In my end of the year thinking about thinking, I found a few nuggets to keep: I finally learned to love Google Reader, and follow your blogs and other feeds of interest to me there, such as Open Culture and Smithsonian Magazine’s Food and Think blog. I also finally learned how to fully utilize EverNote, and now it’s my favorite place to put all my stuff and be able to go back and retrieve it seamlessly.
So here we are. We use our own names, we’re authentic, we work hard, love without stinting, play hard, learn like crazy, and never get old even when we do.
Buck would be the first to say, “Okay, then, let’s get after it.”

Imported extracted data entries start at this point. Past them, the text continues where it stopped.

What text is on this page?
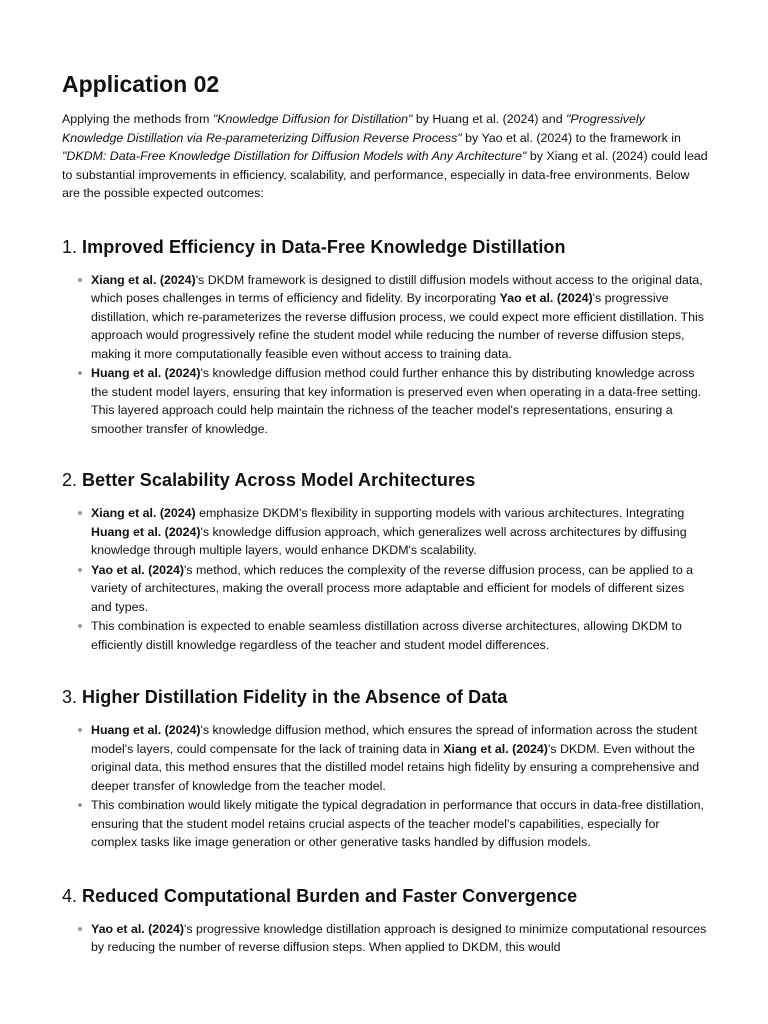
Application 02

Applying the methods from "Knowledge Diffusion for Distillation" by Huang et al. (2024) and "Progressively Knowledge Distillation via Re-parameterizing Diffusion Reverse Process" by Yao et al. (2024) to the framework in "DKDM: Data-Free Knowledge Distillation for Diffusion Models with Any Architecture" by Xiang et al. (2024) could lead to substantial improvements in efficiency, scalability, and performance, especially in data-free environments. Below are the possible expected outcomes:

1. Improved Efficiency in Data-Free Knowledge Distillation
Xiang et al. (2024)'s DKDM framework is designed to distill diffusion models without access to the original data, which poses challenges in terms of efficiency and fidelity. By incorporating Yao et al. (2024)'s progressive distillation, which re-parameterizes the reverse diffusion process, we could expect more efficient distillation. This approach would progressively refine the student model while reducing the number of reverse diffusion steps, making it more computationally feasible even without access to training data.
Huang et al. (2024)'s knowledge diffusion method could further enhance this by distributing knowledge across the student model layers, ensuring that key information is preserved even when operating in a data-free setting. This layered approach could help maintain the richness of the teacher model's representations, ensuring a smoother transfer of knowledge.
2. Better Scalability Across Model Architectures
Xiang et al. (2024) emphasize DKDM's flexibility in supporting models with various architectures. Integrating Huang et al. (2024)'s knowledge diffusion approach, which generalizes well across architectures by diffusing knowledge through multiple layers, would enhance DKDM's scalability.
Yao et al. (2024)'s method, which reduces the complexity of the reverse diffusion process, can be applied to a variety of architectures, making the overall process more adaptable and efficient for models of different sizes and types.
This combination is expected to enable seamless distillation across diverse architectures, allowing DKDM to efficiently distill knowledge regardless of the teacher and student model differences.
3. Higher Distillation Fidelity in the Absence of Data
Huang et al. (2024)'s knowledge diffusion method, which ensures the spread of information across the student model's layers, could compensate for the lack of training data in Xiang et al. (2024)'s DKDM. Even without the original data, this method ensures that the distilled model retains high fidelity by ensuring a comprehensive and deeper transfer of knowledge from the teacher model.
This combination would likely mitigate the typical degradation in performance that occurs in data-free distillation, ensuring that the student model retains crucial aspects of the teacher model's capabilities, especially for complex tasks like image generation or other generative tasks handled by diffusion models.
4. Reduced Computational Burden and Faster Convergence
Yao et al. (2024)'s progressive knowledge distillation approach is designed to minimize computational resources by reducing the number of reverse diffusion steps. When applied to DKDM, this would
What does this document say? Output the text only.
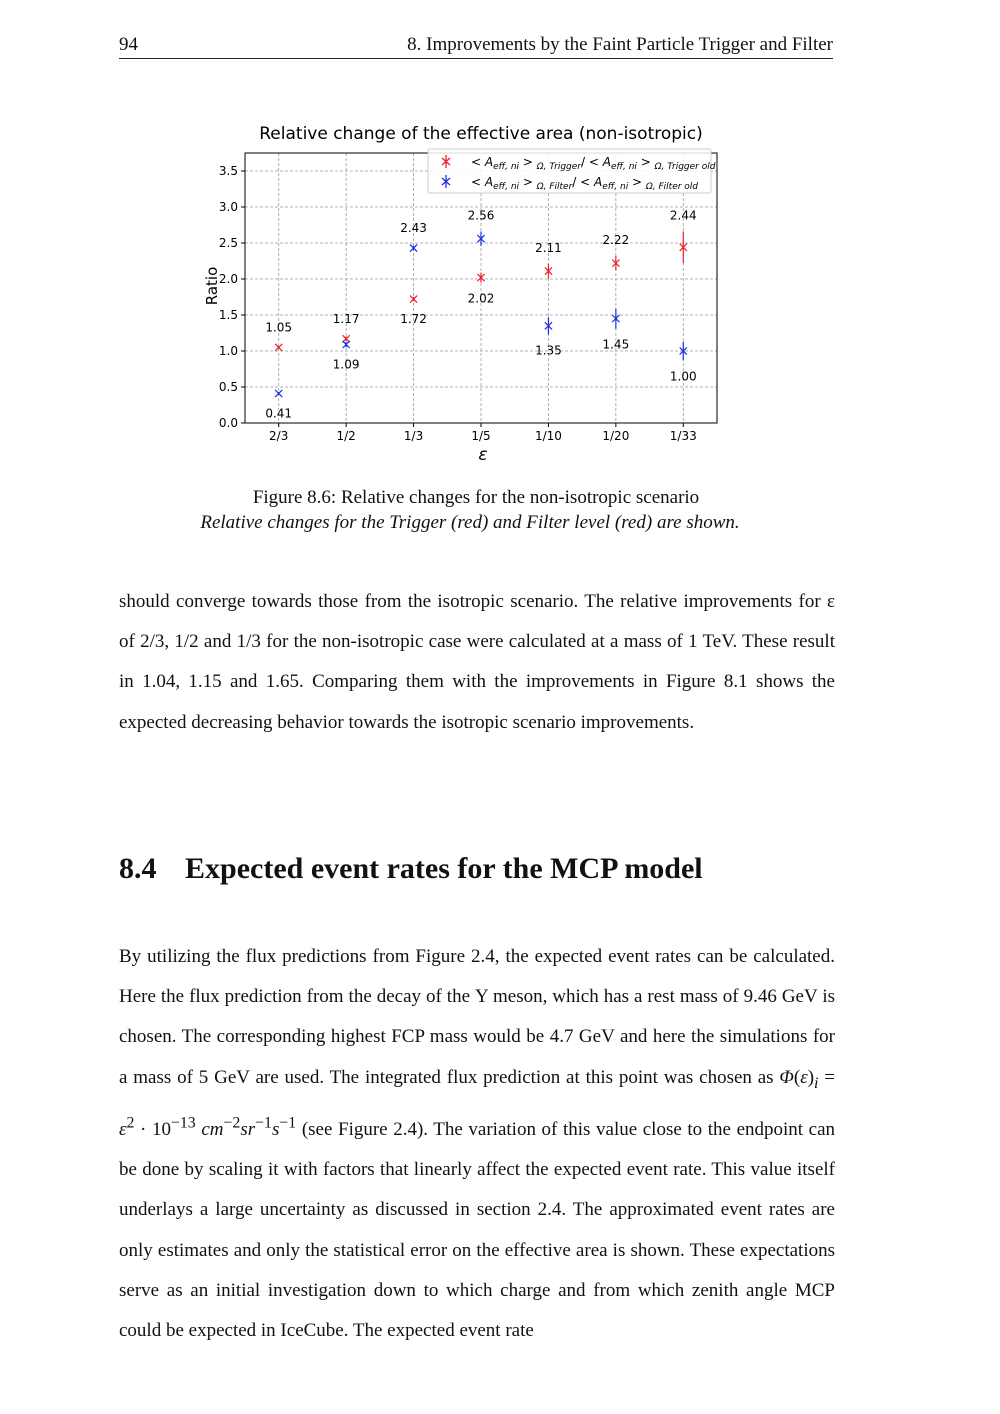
94	8. Improvements by the Faint Particle Trigger and Filter
0.0
0.5
1.0
1.5
2.0
2.5
3.0
3.5
2/3	1/2	1/3	1/5	1/10	1/20	1/33
1.05
1.17	1.72
2.02
2.11
2.22
2.44
0.41
1.09
2.43
2.56
1.35	1.45
1.00
Relative change of the effective area (non-isotropic)
ε
Ratio
< $A_{eff, ni} > _{\Omega, Trigger}/ < A_{eff, ni} > _{\Omega, Trigger old}$
< $A_{eff, ni} > _{\Omega, Filter}/ < A_{eff, ni} > _{\Omega, Filter old}$
Figure 8.6: Relative changes for the non-isotropic scenario
Relative changes for the Trigger (red) and Filter level (red) are shown.

should converge towards those from the isotropic scenario. The relative improvements for ε of 2/3, 1/2 and 1/3 for the non-isotropic case were calculated at a mass of 1 TeV. These result in 1.04, 1.15 and 1.65. Comparing them with the improvements in Figure 8.1 shows the expected decreasing behavior towards the isotropic scenario improvements.

8.4 Expected event rates for the MCP model

By utilizing the flux predictions from Figure 2.4, the expected event rates can be calculated. Here the flux prediction from the decay of the Υ meson, which has a rest mass of 9.46 GeV is chosen. The corresponding highest FCP mass would be 4.7 GeV and here the simulations for a mass of 5 GeV are used. The integrated flux prediction at this point was chosen as $\Phi(\varepsilon)_i = \varepsilon^2 \cdot 10^{-13}$ $cm^{-2}sr^{-1}s^{-1}$ (see Figure 2.4). The variation of this value close to the endpoint can be done by scaling it with factors that linearly affect the expected event rate. This value itself underlays a large uncertainty as discussed in section 2.4. The approximated event rates are only estimates and only the statistical error on the effective area is shown. These expectations serve as an initial investigation down to which charge and from which zenith angle MCP could be expected in IceCube. The expected event rate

Okay, so my keyboard gets a little sticky, who really cares? Bailey’s Farmer’s Market is next door to Sacred Heart Rehab Center where I am spending an hour twice a week to get my shoulder ready for next year’s baseball season (ha). I could eat this breakfast every day for the rest of my life. It’s nonfat Fage Greek Yogurt (soft and almost fluffy), Bare Naked Vanilla Almond Granola, walnuts, and cinnamon topped with berries and peaches.
Back when I agreed to type and edit Buck’s manuscript for him, I didn’t know he planned on writing Gone with the Wind redux. Yesterday morning at physical therapy when I mumbled something about typing 10,000 words on Sunday, Don the PT guru said, “I thought you were using Dragon.” Duh. Well, I had planned to, but it just seemed like too much sugar for a dime, and I was continuing to do it the same old manual way.
Yesterday, though, when Buck cheerfully delivered two more full legal pads to my desk, just as I had come to the awful realization that one of my own characters has to die, I rapped my knuckles on my hard head, and decided to give it another try.
Here’s the answer: I talked through an entire legal pad in about one-fourth the time it would have taken me to type. Was it perfect? No, but close. Really close. It only took a few minutes to go back through and clean it up. I was so excited I called Buck in to see the magic for himself. He was astonished. After listening to me reading his words and watching them appear on the screen with paragraphs in perfect order, he finally said. “Maybe I could learn how to do that.”
Oh, he fell into my clever trap big-time. I smiled sweetly and said, “And for your second book, my love, you will.”
I know you’re probably thinking, “Why doesn’t Buck type his own damn manuscript?” Simple, practical answer to that one. Buck can perform many feats of derring do and has, all his life, including being a marksman and athlete. But he was born with a congenital amputation of most of the left hand which makes rapid typing a challenge. As a working journalist years ago, he could hunt and peck with the best of them on an old Royal typewriter, but just as he does all sorts of things for me every day, as in any great partnership, this is one good turn I can do for him.